Die Deiche säumen die Oder auf einer Länge von 169 Kilometern. Bis auf drei bis vier Kilometer sind die Dämme Platzeck zufolge «nagelneu». In der Stadt Frankfurt schlossen Feuerwehrleute am Donnerstagabend die beiden Durchlässe in der Ufermauer an der Schiffsanlegestelle und der Römertreppe vor der Konzerthalle. Der Pegel Frankfurt (Oder) lag Freitagmorgen nach Angaben des Landesumweltamtes bei 3,59 Meter mit leicht steigender Tendenz, normal sind zwei Meter im Mai.

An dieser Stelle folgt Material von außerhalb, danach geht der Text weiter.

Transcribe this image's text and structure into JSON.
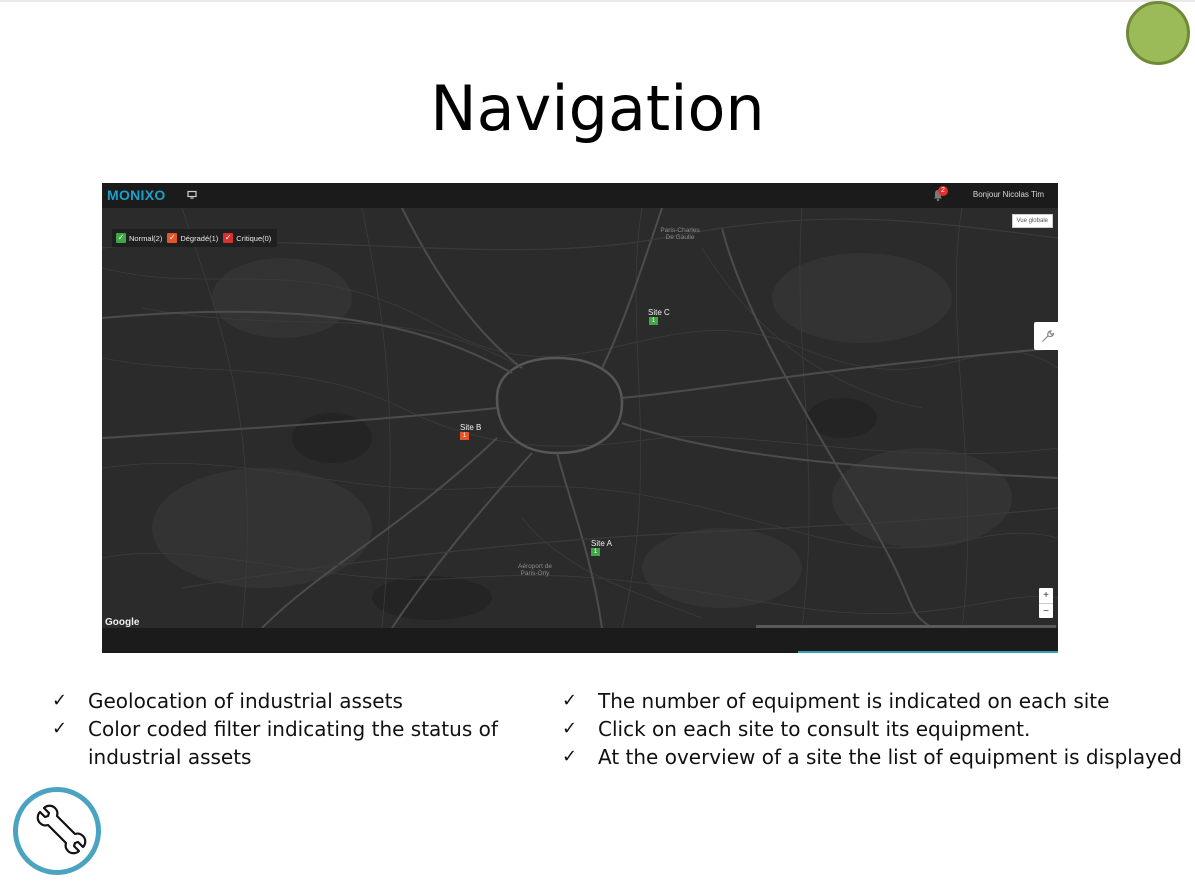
{
  "slide": {
    "title": "Navigation",
    "bullets_left": [
      "Geolocation of industrial assets",
      "Color coded filter indicating the status of industrial assets"
    ],
    "bullets_right": [
      "The number of equipment is indicated on each site",
      "Click on each site to consult its equipment.",
      "At the overview of a site the list of equipment is displayed"
    ],
    "check_glyph": "✓"
  },
  "app": {
    "brand": "MONIXO",
    "greeting": "Bonjour Nicolas Tim",
    "notification_count": "2",
    "global_view_label": "Vue globale",
    "map_provider": "Google",
    "filters": [
      {
        "label": "Normal(2)",
        "color": "#3fa845"
      },
      {
        "label": "Dégradé(1)",
        "color": "#e8552a"
      },
      {
        "label": "Critique(0)",
        "color": "#d9322e"
      }
    ],
    "sites": [
      {
        "name": "Site C",
        "count": "1",
        "color": "#3fa845"
      },
      {
        "name": "Site B",
        "count": "1",
        "color": "#e8552a"
      },
      {
        "name": "Site A",
        "count": "1",
        "color": "#3fa845"
      }
    ],
    "map_labels": {
      "cdg": "Paris-Charles\nDe Gaulle",
      "orly": "Aéroport de\nParis-Orly"
    },
    "zoom_in": "+",
    "zoom_out": "−"
  },
  "colors": {
    "accent_green": "#9bbb59",
    "brand_teal": "#1ba1c8",
    "logo_ring": "#4aa3c1"
  }
}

Die anschwellende Oder bleibt an der Grenze zu Polen über Pfingsten für Schiffe befahrbar. In der nächsten Woche sei wegen des erwarteten Hochwasserscheitels eine kurzfristige Sperrung des Grenzflusses für Schiffe möglich.

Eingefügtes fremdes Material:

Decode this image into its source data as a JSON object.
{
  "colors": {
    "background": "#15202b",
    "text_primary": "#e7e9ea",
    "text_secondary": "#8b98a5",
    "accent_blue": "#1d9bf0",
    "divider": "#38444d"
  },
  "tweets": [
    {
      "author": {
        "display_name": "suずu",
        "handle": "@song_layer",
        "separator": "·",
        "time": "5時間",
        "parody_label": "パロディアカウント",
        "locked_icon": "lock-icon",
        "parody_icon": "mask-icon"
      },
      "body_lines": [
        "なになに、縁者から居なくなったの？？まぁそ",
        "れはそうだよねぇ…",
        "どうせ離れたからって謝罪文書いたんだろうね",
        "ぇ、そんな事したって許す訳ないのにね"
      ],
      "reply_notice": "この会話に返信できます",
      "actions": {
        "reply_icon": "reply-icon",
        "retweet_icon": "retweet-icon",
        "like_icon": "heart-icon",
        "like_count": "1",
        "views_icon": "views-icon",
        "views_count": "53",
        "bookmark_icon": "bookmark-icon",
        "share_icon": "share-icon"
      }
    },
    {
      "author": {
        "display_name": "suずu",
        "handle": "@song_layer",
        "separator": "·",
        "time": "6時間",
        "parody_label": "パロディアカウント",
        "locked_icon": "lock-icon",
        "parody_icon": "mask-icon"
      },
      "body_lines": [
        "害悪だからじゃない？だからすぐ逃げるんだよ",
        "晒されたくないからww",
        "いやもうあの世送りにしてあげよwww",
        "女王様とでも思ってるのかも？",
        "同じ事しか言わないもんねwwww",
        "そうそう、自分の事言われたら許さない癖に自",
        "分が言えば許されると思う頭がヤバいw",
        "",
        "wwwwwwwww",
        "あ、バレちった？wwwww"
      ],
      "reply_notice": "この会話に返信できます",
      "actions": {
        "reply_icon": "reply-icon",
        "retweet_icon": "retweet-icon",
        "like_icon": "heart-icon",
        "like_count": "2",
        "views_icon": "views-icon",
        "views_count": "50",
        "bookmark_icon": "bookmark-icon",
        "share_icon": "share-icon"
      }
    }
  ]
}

In Polen stieg der Flusspegel am frühen Nachmittag auf 7,56 Meter und lag damit um mehr als einen Meter über dem Alarmwert von 6,50 Metern. Der Hochwasserscheitel wurde am Abend erwartet - mit dann 7,70 bis 7,80 Metern. Als kritisch gilt ein Wert von 8 Metern.

Hunderte Feuerwehrleute, Soldaten und freiwillige Helfer waren rund um die Uhr in Polen im Einsatz, um die Dämme zu verstärken. Bisher wurden 90 000 Sandsäcke verbaut. Die Behörden seien auf eine Evakuierung der Menschen aus bedrohten Stadtvierteln vorbereitet, bislang gebe es dafür aber keine Notwendigkeit, sagte der Chef des Verwaltungsbezirkes Mazowsze, Jacek Kozlowski. Sorgen bereitet vor allem ein mögliches Durchweichen der Deiche.

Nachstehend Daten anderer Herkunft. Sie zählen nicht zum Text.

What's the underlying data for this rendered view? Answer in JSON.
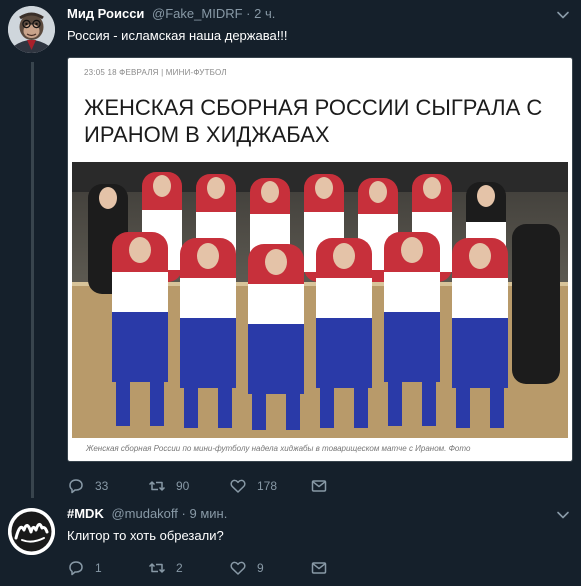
{
  "tweet1": {
    "display_name": "Мид Роисси",
    "handle": "@Fake_MIDRF",
    "separator": "·",
    "time": "2 ч.",
    "text": "Россия - исламская наша держава!!!",
    "media": {
      "meta": "23:05 18 ФЕВРАЛЯ | МИНИ-ФУТБОЛ",
      "headline": "ЖЕНСКАЯ СБОРНАЯ РОССИИ СЫГРАЛА С ИРАНОМ В ХИДЖАБАХ",
      "caption": "Женская сборная России по мини-футболу надела хиджабы в товарищеском матче с Ираном. Фото"
    },
    "actions": {
      "replies": "33",
      "retweets": "90",
      "likes": "178"
    }
  },
  "tweet2": {
    "display_name": "#MDK",
    "handle": "@mudakoff",
    "separator": "·",
    "time": "9 мин.",
    "text": "Клитор то хоть обрезали?",
    "actions": {
      "replies": "1",
      "retweets": "2",
      "likes": "9"
    }
  },
  "colors": {
    "background": "#15202b",
    "secondary_text": "#8899a6",
    "divider": "#38444d"
  },
  "icons": [
    "avatar-ape",
    "chevron-down-icon",
    "reply-icon",
    "retweet-icon",
    "like-icon",
    "message-icon",
    "mdk-logo"
  ]
}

Als besonders gefährdet gilt der Warschauer Tierpark am rechten Flussufer. Dutzende Warschauer, darunter auch Kinder, halfen den Rettungskräften dort bei der Errichtung einer Sperre aus Sandsäcken. Auch Breslau bereitete sich auf den Hochwasserscheitel vor, der die niederschlesische Metropole am Samstagmorgen erreichen soll. Die Flutwelle bewege sich wegen der Flutung von Poldern langsamer als erwartet, sagte ein Sprecher des Krisenstabes. Laut Innenminister Jerzy Miller sind die Wetteraussichten für die Stadt günstig. Im Gebiet um Oppeln in Schlesien standen am Freitag rund 100 Ortschaften unter Wasser.

Polens Regierungschef Donald Tusk bezifferte die Flutschäden auf mehr als 10 Milliarden Zloty (rund 2,5 Milliarden Euro). Seit vergangenem Montag mussten in den Hochwassergebieten 23 000 Menschen in Sicherheit gebracht werden. Die Flut zerstörte hunderte Häuser, Straßen und Ackerflächen. Mindestens zehn Menschen starben.